Osinbajo explained that the response of the federal government was not just “to give succour and assistance to existing MSMEs, but also ensure that there is practical and active fillip to new MSMEs so that the growth of this sector is not discouraged by the current economic trauma.
“This is our moment and the government of Nigeria and its regulatory agencies are prepared to back MSMEs and other businesses that are prepared for the innovative and interesting times that lie ahead of us”, he added.
Osinbajo explained some steps the federal government had been taking to protect private investments especially small businesses in the country, saying the Buhari administration had from the begining of the health cum economic crisis taken strategic decisions aimed at insulating businesses from imminent collapse.
Just after the first index case of the disease was discovered in Nigeria and before the lockdowns began, he said Buhari put together strategic teams to immediately determine the likely impact of the disruptions to the economy and what the country’s immediate and medium to long term approach should be.
The vice president explained that the vulnerability of MSMEs to the severe shocks that were to follow was priority at every consideration of the issues.
“But perhaps even our best projections could hardly have predicted the massive economic disruptions, the unprecedented number of business failures, job losses of what began as a health challenge and the ensuing lockdowns would cause especially to MSMEs, who, of course as you know, are the backbone of our entire economy.
“As the president has repeatedly urged, we have no excuse not to be one of the most productive and prolific economies in the world. Our hope is to achieve this aim in the incredible numbers of MSMEs that we have,” the VP noted.

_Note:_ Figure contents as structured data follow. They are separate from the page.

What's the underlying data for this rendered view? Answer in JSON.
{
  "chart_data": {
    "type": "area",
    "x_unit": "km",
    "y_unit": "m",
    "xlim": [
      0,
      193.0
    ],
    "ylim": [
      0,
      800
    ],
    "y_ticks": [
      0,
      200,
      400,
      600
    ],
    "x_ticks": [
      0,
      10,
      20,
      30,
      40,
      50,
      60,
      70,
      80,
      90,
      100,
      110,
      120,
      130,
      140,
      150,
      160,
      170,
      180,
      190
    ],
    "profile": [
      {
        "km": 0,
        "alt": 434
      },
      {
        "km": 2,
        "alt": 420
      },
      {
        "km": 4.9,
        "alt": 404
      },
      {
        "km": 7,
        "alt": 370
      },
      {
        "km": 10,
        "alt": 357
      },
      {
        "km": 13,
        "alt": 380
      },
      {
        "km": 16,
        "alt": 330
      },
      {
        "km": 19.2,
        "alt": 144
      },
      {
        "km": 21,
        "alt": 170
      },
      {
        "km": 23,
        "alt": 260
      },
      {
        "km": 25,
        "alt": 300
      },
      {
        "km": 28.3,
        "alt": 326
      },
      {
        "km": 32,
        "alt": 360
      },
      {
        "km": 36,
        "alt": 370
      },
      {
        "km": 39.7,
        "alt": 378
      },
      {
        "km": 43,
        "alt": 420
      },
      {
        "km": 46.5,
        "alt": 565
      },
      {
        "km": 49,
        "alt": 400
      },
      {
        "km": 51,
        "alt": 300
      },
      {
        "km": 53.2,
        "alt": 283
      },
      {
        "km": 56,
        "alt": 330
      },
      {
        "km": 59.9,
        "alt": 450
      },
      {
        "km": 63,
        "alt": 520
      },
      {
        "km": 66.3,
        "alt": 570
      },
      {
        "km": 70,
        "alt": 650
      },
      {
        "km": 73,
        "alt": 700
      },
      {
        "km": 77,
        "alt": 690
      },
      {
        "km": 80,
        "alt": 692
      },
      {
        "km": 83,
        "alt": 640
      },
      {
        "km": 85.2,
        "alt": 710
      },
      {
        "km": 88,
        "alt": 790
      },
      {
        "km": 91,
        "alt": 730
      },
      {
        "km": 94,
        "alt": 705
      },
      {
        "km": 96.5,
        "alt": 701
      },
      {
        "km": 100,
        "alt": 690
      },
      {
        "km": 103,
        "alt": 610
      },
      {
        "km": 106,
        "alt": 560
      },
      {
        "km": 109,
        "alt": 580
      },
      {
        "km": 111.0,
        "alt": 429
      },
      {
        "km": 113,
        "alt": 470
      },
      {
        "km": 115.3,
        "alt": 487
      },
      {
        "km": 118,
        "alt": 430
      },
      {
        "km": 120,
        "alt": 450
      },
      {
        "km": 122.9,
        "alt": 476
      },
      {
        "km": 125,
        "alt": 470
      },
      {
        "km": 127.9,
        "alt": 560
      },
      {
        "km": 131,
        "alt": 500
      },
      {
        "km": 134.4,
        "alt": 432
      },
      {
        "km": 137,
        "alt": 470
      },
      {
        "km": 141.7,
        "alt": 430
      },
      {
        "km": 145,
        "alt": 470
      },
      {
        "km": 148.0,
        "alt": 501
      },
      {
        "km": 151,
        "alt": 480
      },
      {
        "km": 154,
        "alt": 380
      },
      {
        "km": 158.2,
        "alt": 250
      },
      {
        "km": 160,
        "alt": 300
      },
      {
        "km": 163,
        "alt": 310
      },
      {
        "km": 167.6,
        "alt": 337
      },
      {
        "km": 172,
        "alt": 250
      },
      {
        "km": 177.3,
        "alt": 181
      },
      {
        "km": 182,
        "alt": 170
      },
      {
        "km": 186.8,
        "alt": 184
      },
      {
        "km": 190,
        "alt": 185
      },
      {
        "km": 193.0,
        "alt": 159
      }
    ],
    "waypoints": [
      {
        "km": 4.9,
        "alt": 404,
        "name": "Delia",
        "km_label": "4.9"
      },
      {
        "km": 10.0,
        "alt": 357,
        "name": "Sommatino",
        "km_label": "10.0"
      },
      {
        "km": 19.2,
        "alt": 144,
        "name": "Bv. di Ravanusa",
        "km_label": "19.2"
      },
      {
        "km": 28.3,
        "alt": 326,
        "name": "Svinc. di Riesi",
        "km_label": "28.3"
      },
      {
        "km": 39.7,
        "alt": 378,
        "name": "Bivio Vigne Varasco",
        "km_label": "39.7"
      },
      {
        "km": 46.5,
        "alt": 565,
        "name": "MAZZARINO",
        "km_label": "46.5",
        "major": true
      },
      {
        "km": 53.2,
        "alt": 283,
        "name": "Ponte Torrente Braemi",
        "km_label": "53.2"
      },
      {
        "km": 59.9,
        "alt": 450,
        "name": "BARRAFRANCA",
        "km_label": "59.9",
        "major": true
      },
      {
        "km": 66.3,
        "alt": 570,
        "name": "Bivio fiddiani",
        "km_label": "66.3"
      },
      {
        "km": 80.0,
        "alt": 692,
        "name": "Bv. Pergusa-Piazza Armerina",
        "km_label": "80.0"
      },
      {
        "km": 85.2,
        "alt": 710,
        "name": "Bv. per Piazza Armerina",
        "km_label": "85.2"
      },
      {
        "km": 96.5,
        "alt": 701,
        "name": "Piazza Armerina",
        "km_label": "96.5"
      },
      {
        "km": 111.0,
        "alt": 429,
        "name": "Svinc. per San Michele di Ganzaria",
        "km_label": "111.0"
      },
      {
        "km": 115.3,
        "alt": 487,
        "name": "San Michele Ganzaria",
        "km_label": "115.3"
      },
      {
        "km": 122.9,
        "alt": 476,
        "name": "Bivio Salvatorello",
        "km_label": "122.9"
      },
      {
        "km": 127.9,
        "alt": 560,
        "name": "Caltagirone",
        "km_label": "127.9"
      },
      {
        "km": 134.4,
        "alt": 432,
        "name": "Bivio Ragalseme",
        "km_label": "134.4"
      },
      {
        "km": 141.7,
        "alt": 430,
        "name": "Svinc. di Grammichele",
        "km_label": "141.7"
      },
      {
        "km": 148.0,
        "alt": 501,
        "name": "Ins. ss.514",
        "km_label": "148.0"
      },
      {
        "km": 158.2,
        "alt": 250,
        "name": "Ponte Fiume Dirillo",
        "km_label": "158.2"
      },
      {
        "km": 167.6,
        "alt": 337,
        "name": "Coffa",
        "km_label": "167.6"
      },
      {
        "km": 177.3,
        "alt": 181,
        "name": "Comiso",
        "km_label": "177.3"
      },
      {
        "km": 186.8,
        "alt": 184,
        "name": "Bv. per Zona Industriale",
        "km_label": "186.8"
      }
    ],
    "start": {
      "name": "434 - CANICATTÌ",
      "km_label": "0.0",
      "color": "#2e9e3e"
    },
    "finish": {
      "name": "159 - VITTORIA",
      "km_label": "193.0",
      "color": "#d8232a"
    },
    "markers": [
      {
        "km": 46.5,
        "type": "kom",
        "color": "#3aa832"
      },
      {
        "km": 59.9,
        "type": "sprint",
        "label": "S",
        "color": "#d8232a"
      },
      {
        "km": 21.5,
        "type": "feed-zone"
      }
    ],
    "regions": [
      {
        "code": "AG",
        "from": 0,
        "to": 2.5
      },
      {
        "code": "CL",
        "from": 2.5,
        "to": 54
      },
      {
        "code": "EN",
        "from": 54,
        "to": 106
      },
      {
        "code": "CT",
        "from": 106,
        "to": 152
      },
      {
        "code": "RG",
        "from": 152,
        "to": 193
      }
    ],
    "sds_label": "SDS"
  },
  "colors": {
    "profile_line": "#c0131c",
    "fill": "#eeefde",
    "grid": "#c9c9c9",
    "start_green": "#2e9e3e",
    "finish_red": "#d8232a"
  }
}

He described the launch of NAFDAC palliatives for MSMEs as “a thoughtful and strategic response to the devastation caused by the COVID-19 pandemic.
“These are all indicators of the new spirit of NAFDAC and foretaste of the support MSMEs stand to enjoy in wading through these trying times. But this is not a new undertaking for us. It is merely an extension or intensification of the federal government’s long-standing commitment to MSMEs.”
The vice president urged regulatory agencies involved in the MSMEs sector “to improve on their service delivery. We expect to see from them in terms of innovation, adaptability in the next few months and through the challenges that we will be seeing in the business environment.”
He, therefore, said: “I am sure that NAFDAC, SMEDAN, BOI and all of our MDAs concerned with the MSMEs see this period as one when we must work with the MSMEs, identify with them, and must be quick on the job to ensure we are able to resolve all of the problems that they have.”